Bu geçiş aynı zamanda birçok nesil aldı - birçok yeni işletmenin yükselişe geçtiğini ve sonunda bu teknolojiden yararlandığını gördü. Bunu, şu anda ülkenin önde gelen telekom sağlayıcılarından bazıları olan Barındırılan PBX sağlayıcılarının patlamasında görüyoruz. Bu nedenle, EncryptoTel'in zaten bir blok zinciri temeli ile bir çözüm oluşturarak paketin bir adım önünde olması mümkündür.
Aynı makale, bunun gerçekleştiği fikriyle sona eriyor:
“TCP/IP her yerde bulunur hale geldi ve blok zinciri uygulamaları, dijital veri, iletişim ve hesaplama altyapısı üzerine inşa ediliyor, bu da deneme maliyetini düşürüyor ve yeni kullanım durumlarının hızla ortaya çıkmasına izin verecek.”
Şüpheli olmayan şey, blockchain'in çok sayıda işlemi bozmak için muazzam bir potansiyele sahip olmasıdır.

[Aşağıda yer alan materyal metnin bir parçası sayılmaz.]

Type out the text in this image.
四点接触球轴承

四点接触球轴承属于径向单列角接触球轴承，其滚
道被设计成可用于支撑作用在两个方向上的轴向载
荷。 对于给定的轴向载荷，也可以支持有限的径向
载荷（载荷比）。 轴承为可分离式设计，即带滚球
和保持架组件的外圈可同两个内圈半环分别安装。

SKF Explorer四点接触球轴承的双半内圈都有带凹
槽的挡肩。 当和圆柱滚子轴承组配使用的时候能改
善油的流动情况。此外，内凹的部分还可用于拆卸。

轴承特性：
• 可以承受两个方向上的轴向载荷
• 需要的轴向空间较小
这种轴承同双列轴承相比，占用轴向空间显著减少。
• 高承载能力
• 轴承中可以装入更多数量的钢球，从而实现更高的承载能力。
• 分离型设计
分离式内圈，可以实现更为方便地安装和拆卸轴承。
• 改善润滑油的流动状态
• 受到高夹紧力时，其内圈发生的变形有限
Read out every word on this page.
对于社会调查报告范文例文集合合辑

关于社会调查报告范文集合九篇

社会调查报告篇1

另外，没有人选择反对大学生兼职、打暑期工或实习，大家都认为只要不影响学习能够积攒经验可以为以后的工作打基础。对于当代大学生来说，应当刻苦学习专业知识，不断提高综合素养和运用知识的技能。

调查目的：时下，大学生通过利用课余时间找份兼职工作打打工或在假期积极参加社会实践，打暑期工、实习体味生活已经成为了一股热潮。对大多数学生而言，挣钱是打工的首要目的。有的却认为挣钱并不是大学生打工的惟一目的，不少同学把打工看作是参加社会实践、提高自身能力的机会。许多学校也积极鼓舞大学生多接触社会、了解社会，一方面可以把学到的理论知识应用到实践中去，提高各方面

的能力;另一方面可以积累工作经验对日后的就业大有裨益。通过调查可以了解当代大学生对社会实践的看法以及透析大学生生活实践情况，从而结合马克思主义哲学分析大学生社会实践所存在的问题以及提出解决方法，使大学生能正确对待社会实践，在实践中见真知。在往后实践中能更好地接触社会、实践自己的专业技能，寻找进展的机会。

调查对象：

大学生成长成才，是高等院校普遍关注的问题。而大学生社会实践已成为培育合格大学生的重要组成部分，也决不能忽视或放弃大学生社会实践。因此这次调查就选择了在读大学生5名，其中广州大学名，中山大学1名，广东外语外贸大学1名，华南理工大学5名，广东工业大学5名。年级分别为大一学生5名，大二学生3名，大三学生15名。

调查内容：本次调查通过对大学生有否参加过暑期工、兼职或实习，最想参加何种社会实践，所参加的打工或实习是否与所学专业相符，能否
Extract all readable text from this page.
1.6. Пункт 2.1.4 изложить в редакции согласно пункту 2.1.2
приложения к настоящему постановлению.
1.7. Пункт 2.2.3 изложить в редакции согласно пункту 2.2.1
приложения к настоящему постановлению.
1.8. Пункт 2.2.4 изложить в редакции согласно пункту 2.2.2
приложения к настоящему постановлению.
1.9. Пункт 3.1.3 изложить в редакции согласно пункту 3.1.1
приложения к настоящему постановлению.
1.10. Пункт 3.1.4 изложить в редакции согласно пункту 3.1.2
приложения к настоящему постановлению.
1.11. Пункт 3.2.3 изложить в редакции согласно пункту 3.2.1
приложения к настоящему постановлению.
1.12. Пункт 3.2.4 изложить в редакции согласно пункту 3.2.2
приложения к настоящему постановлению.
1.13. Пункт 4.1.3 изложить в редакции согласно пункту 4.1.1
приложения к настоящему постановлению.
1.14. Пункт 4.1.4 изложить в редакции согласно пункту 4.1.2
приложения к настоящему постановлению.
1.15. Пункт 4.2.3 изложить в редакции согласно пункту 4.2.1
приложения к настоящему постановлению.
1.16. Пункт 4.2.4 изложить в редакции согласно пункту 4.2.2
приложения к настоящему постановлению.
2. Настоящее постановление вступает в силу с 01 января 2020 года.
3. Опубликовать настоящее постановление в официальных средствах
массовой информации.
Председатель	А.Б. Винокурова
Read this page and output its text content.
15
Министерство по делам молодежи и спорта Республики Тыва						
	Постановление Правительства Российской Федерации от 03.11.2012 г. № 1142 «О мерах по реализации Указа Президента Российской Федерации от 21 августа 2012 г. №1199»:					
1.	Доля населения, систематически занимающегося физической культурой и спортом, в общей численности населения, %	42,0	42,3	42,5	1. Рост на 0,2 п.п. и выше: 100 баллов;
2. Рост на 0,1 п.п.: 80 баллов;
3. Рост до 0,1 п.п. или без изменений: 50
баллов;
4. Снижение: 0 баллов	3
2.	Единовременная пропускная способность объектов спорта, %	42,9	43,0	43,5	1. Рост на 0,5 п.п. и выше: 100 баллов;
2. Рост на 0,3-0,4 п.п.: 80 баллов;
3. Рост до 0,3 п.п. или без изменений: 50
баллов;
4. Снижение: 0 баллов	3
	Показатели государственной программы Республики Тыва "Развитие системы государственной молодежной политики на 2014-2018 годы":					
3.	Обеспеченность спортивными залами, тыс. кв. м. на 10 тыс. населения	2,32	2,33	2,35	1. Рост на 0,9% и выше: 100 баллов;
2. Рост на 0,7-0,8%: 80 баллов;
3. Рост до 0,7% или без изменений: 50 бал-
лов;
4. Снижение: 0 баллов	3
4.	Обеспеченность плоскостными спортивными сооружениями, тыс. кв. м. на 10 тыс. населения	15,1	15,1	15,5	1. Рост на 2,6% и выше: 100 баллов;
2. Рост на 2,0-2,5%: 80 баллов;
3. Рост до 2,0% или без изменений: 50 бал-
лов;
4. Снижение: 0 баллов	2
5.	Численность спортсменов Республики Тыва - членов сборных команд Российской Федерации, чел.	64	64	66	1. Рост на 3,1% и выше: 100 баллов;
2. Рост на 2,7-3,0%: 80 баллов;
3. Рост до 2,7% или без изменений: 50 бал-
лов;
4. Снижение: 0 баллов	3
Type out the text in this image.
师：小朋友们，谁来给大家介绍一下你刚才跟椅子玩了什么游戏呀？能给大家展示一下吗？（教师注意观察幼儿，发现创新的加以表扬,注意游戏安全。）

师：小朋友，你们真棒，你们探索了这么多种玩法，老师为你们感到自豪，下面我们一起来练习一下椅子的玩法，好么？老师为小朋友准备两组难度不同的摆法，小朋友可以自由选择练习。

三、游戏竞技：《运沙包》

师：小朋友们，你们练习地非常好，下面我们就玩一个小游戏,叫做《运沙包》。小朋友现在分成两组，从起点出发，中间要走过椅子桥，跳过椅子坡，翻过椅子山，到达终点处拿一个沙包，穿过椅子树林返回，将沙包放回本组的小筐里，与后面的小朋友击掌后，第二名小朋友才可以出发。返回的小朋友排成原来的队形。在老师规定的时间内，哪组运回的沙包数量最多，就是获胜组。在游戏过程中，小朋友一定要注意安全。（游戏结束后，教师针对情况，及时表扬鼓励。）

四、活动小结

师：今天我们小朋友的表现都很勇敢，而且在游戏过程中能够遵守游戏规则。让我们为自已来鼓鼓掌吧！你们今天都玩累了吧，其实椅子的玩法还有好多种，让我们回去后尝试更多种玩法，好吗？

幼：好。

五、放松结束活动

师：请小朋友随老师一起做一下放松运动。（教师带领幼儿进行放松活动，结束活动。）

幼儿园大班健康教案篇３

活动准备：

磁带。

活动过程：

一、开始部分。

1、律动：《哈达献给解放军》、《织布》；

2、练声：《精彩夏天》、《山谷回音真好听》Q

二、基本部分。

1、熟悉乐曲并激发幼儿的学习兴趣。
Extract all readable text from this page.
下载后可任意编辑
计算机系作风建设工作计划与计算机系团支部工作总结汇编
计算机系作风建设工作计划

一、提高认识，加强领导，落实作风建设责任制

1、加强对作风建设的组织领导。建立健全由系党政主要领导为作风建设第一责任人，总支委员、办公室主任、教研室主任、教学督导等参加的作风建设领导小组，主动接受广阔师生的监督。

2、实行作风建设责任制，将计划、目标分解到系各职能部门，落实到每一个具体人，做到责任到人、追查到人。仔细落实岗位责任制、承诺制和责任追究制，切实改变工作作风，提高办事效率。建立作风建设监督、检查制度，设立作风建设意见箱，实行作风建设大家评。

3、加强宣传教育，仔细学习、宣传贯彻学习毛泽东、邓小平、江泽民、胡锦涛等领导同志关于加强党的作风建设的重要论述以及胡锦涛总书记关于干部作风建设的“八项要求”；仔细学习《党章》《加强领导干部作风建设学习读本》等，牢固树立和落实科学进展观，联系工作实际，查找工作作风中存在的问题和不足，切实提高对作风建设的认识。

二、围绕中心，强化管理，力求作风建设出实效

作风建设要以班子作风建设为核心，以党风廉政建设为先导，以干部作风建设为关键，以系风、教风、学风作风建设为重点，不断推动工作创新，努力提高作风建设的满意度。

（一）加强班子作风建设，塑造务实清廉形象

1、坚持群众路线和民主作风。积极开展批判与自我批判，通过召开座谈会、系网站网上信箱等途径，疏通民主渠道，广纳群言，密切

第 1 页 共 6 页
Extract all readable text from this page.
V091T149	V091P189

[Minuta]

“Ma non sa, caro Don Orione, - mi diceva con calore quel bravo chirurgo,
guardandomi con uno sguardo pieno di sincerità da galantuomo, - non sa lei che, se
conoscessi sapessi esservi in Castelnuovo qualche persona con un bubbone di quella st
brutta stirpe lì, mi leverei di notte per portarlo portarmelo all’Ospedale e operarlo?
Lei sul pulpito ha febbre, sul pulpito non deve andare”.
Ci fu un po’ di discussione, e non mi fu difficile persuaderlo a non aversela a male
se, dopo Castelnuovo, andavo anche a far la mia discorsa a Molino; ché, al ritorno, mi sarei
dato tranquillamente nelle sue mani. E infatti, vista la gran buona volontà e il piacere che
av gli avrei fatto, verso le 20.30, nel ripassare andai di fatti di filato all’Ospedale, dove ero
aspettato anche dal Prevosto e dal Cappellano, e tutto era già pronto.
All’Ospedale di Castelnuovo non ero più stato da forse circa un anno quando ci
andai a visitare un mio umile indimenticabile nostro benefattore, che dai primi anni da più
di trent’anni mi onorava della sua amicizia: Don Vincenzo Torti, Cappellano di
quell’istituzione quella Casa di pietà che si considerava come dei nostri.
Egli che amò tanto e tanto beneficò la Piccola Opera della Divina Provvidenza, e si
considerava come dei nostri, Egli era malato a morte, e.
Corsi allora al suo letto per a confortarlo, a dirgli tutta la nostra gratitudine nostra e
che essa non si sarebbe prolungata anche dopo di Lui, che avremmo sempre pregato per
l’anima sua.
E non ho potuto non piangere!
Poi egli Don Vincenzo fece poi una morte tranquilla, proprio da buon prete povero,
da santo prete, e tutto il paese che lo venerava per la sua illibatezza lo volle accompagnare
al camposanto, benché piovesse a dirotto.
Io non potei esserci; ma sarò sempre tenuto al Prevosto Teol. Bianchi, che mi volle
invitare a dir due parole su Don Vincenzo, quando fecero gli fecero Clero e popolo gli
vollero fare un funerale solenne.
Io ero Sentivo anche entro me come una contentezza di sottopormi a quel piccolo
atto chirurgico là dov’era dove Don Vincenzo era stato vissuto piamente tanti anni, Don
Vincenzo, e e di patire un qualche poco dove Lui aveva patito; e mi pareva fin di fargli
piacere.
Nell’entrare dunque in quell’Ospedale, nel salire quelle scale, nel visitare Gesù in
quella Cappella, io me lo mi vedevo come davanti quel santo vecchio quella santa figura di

Ancak, şüpheci kalmak asla zarar vermez.
“Ancak zaman ufku, benimsemenin önündeki engeller ve TCP/IP kabul seviyelerine ulaşmanın karmaşık karmaşıklığı göz önüne alındığında, yöneticiler blok zinciri denemenin içerdiği riskler hakkında dikkatlice düşünmelidir. Açıkçası, küçük başlamak, daha büyük düşünmek için bilgi birikimini geliştirmenin iyi bir yoludur. Ancak yatırım seviyesi, şirketin ve endüstrinin bağlamına bağlı olmalıdır. Finansal hizmetler şirketleri, blok zinciri benimseme yolunda zaten. Üretim değil.”
VoIP gibi görünüyor ve bir bütün olarak iletişim, çok yakında olmasa da finans sektörüyle de uyumlu olmalı.